I’m trying to write a polynomial in prolog where I study the grade of each variable. My problem is that when I do the validation, the problem doesn’t consider the minus as sign of the coefficient. For example, -4*x is considered as 4*x and the minus expired. I put the code where I also study a simple monomial. Can you help me?
as_monomial(X, m(X, 0, [])) :- number(X), !.
as_monomial(^(Y, Z), m(1, Z, [v(Z, Y)])) :- !.
as_monomial(*(X, ^(Y, Z)), m(G, K, Q)) :- as_monomial(X, m(G, TD, Vars)), K is (TD + Z), ordina_m([v(Z, Y)| Vars], Q), !.

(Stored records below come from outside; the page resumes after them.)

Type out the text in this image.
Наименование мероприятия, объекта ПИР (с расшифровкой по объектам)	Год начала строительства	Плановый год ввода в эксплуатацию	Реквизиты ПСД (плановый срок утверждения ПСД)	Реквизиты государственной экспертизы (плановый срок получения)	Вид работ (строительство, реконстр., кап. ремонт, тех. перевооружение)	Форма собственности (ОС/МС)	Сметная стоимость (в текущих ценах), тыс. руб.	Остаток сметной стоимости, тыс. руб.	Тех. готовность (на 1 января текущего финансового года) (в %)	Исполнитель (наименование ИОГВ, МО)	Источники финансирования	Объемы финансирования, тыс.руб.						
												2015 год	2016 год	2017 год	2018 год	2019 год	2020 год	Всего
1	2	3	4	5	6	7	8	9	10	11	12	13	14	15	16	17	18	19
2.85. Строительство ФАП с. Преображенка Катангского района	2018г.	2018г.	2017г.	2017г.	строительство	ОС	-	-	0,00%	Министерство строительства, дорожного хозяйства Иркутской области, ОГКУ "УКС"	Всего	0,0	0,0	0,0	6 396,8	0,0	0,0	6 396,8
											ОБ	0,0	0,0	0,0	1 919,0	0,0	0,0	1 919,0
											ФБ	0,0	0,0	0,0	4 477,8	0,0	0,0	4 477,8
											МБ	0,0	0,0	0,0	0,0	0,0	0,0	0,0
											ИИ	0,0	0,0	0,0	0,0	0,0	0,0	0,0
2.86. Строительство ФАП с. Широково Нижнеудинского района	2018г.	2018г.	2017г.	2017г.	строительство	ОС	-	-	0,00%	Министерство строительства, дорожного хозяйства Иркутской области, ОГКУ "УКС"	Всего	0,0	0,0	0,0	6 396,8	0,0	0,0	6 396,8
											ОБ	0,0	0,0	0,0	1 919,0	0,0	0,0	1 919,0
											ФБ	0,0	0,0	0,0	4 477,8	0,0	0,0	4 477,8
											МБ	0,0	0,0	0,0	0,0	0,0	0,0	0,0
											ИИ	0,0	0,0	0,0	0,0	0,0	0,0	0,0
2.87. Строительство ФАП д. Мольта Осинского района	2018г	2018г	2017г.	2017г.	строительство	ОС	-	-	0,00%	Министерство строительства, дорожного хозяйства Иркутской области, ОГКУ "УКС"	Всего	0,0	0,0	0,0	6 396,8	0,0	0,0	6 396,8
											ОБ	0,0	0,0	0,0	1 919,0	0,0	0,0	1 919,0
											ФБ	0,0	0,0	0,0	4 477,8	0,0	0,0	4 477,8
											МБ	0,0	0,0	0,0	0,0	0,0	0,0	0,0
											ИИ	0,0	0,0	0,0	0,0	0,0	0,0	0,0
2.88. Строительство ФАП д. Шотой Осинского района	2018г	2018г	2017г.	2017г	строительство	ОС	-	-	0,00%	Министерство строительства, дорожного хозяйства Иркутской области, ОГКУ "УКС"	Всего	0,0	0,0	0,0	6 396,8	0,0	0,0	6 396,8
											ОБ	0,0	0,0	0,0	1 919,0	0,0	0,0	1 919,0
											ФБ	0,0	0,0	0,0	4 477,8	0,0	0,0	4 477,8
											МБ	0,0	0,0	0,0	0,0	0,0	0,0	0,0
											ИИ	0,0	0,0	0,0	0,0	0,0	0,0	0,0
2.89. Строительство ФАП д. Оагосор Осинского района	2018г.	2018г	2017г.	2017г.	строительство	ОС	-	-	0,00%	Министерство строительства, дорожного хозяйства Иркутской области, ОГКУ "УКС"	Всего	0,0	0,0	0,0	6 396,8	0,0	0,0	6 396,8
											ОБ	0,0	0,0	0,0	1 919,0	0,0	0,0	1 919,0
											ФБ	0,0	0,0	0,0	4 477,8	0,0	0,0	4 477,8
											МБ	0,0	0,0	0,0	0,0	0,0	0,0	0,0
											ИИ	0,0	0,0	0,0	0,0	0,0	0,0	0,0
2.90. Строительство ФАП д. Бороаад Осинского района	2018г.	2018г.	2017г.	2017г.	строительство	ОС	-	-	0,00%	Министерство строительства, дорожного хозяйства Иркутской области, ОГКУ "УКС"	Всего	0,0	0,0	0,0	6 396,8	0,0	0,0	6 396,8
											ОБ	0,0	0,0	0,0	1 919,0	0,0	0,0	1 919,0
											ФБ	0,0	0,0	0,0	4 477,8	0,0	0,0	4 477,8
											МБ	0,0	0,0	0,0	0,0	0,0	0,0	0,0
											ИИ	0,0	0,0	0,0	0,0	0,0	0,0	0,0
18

as_monomial(*(X, Y), m(G, K, Q)) :- as_monomial(X, m(G, TD, Vars)), K is (TD + 1), ordina_m([v(1, Y)| Vars], Q), !.
as_monomial(X, m(1, 1, [v(1, X)])).
ordina_m(List, Sorted) :- sort(2, @=<, List, Sorted).
ordina_poly(List, Sorted) :- sort(2, @>=, List, Sorted).
is_monomial(m(_C, TD, VPs)) :- integer(TD), TD >= 0, is_list(VPs).
as_polynomial(+(X, Y), poly(D)) :- as_monomial(Y, Q), is_monomial(Q), as_polynomial(X, poly(Qs)), ordina_poly([Q| Qs], D), !.
as_polynomial(-(X, Y), poly(D)) :- as_monomial(Y, Q), is_monomial(Q), as_polynomial(X, poly(Qs)), ordina_poly([Q| Qs], D), !.
as_polynomial(X, poly([Q])) :- as_monomial(X, Q), is_monomial(Q).
Example:
?- as_polynomial(4*y^6-4*d,Q).
Output:
Q = poly([m(4, 6, [v(6, y)]), m(4, 1, [v(1, d)])]).
Real output:
Q = poly([m(4, 6, [v(6, y)]), m(-4, 1, [v(1, d)])]).
Where "-4" is the coefficient, "1" is totaldegree, and the list is the other variables.
Thanks for all.
You "expired" the minus yourself in the second clause of as_polynomial/2. Do you notice that the bodies of:
as_polynomial(+(X, Y), poly(D)) :- ...
and
as_polynomial(-(X, Y), poly(D)) :- ...
are identical?
You probably need to pass the minus to your as_monomial(-Y, Q) instead of as_monomial(Y, Q) and treat the term -X in another clause of as_monomial/2.
There is a whole bunch of cuts and I have the feeling most of them are not necessary, esp. if you know that in *(A, B), A is a number and B and atom, or that in ^(A, B), A is an atom and B is a number.